Brett heroics, no-quit rallies define KC's playoff history
By Paul Hagen
With the Royals in the American League Championship Series for the first time since 1985, let's take a look back at some of the most memorable plays in their postseason history.
October 10, 1976. The Royals evened the ALCS by winning the first postseason game in franchise history against the Yankees. Kansas City's Paul Splittorff pitched a solid 5 2/3 innings, and the Royals benefited from five Yankees errors. Right fielder Tom Poquette and catcher Buck Martinez each drove in a pair of runs in the 7-3 victory.
October 6, 1978. George Brett homered in the first inning off future Hall of Famer Catfish Hunter in Game 3 of the ALCS. And again in the third. And again in the fifth. But the Yankees matched that with a pair of homers by Reggie Jackson and one by Thurman Munson. The Royals took a 5-4 lead against Goose Gossage in the top of the eighth in the Bronx, but the Yanks came back to win in the bottom of the inning on Munson's two-run blast.
October 9, 1980. After being eliminated by the Yankees in 1976, '77 and '78, the Royals took the opener and held a 3-2 lead in the top of the eighth in Game 2 of the ALCS at Royals Stadium. But the Yankees, who won 103 regular season games, had Willie Randolph on first with two outs when Bob Watson ripped a line drive deep to left. The Yankees' third-base coach waved Randolph home and Royals left fielder Willie Wilson overthrew cutoff man U.L. Washington. But third baseman Brett, backing up the play, made a strong throw to the plate to retire Randolph. Dan Quisenberry nailed down the save in the ninth.
October 10, 1980. Trailing by a run with two outs in the seventh inning of ALCS Game 3 at Yankee Stadium, Wilson doubled against starter Tommy John and Washington singled against Gossage. That set the stage for Brett to hit one of the most dramatic home runs in Kansas City baseball history, a three-run shot that put the Royals up for good. After Quisenberry pitched out of a bases-loaded, nobody-out jam in the eighth, the Royals completed the sweep and earned their first trip to the World Series.
October 17, 1980. Game 3 of the World Series at Royals Stadium was tied at 3 in the bottom of the 10th. Brett, who had homered earlier in the game, was walked intentionally with two outs and Wilson on second. Willie Aikens singled to left-center against Phillies reliever Tug McGraw to score Wilson and give the Royals their first World Series win in franchise history.
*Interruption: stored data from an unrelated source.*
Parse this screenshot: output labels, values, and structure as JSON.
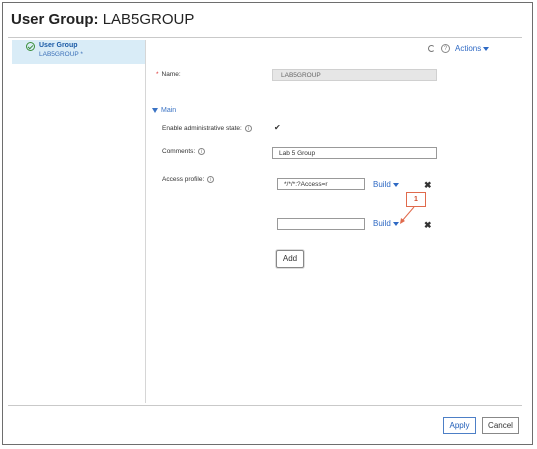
{
  "header": {
    "title_prefix": "User Group:",
    "title_name": "LAB5GROUP"
  },
  "sidebar": {
    "items": [
      {
        "label": "User Group",
        "sublabel": "LAB5GROUP *"
      }
    ]
  },
  "toolbar": {
    "actions_label": "Actions",
    "help_glyph": "?",
    "refresh_icon": "refresh-icon"
  },
  "form": {
    "name_label": "Name:",
    "name_value": "LAB5GROUP",
    "section_label": "Main",
    "enable_admin_label": "Enable administrative state:",
    "enable_admin_checked": "✔",
    "comments_label": "Comments:",
    "comments_value": "Lab 5 Group",
    "access_profile_label": "Access profile:",
    "access_profiles": [
      {
        "value": "*/*/*:?Access=r",
        "build_label": "Build"
      },
      {
        "value": "",
        "build_label": "Build"
      }
    ],
    "add_label": "Add",
    "info_glyph": "i",
    "remove_glyph": "✖"
  },
  "annotation": {
    "callout_number": "1",
    "color": "#e06a4c"
  },
  "footer": {
    "apply_label": "Apply",
    "cancel_label": "Cancel"
  },
  "colors": {
    "link": "#2e69c4",
    "sidebar_selected": "#d9ecf7",
    "required": "#dd3333"
  }
}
October 18, 1980. Aikens homered in the first and second innings of the fourth game of the World Series to become the first player in history to have two two-homer games in the same Fall Classic. He also hit two in the opener at Veterans Stadium. The Royals evened the series at two games apiece, but the game is best remembered for Phillies reliever Dickie Noles knocking Brett off the plate with a high, inside fastball. Aikens later said he expected to be knocked down because of his homers. At any rate, the Phillies won the next two games and the world championship.
October 11, 1985. After losing the first two ALCS games to the Blue Jays at Exhibition Stadium, the Royals returned home with their backs against the wall. And Brett had one of his best postseason performances ever, going 4-for-4 with a double and two homers, driving in three, scoring four runs, throwing out Damaso Garcia at the plate and ending the game by making a sliding catch of a pop foul by Lloyd Moseby. The Royals won, 6-5. Later Brett would say it was a game he refused to lose.
October 16, 1985. The Royals broke open a tight game with four runs in the sixth and went on to beat the Blue Jays at Exhibition Stadium, 6-2, earning another trip to the World Series. The key hit was a two-out, bases-loaded triple off the top of the right-field fence by catcher Jim Sundberg after Toronto intentionally walked Steve Balboni.
October 27, 1985. The Royals won the only World Series in franchise history, becoming the first team ever to twice rally after being down three-games-to-one. Brett Saberhagen pitched a five-hit shutout to beat a Cardinals team still reeling from a Game 6 loss that included a controversial call at first base by umpire Don Denkinger. An unsung hero was Darryl Motley, who opened the Kansas City scoring with a two-run homer off John Tudor in the second inning and then singled home the first run in a six-run outburst that put the game away in the fifth.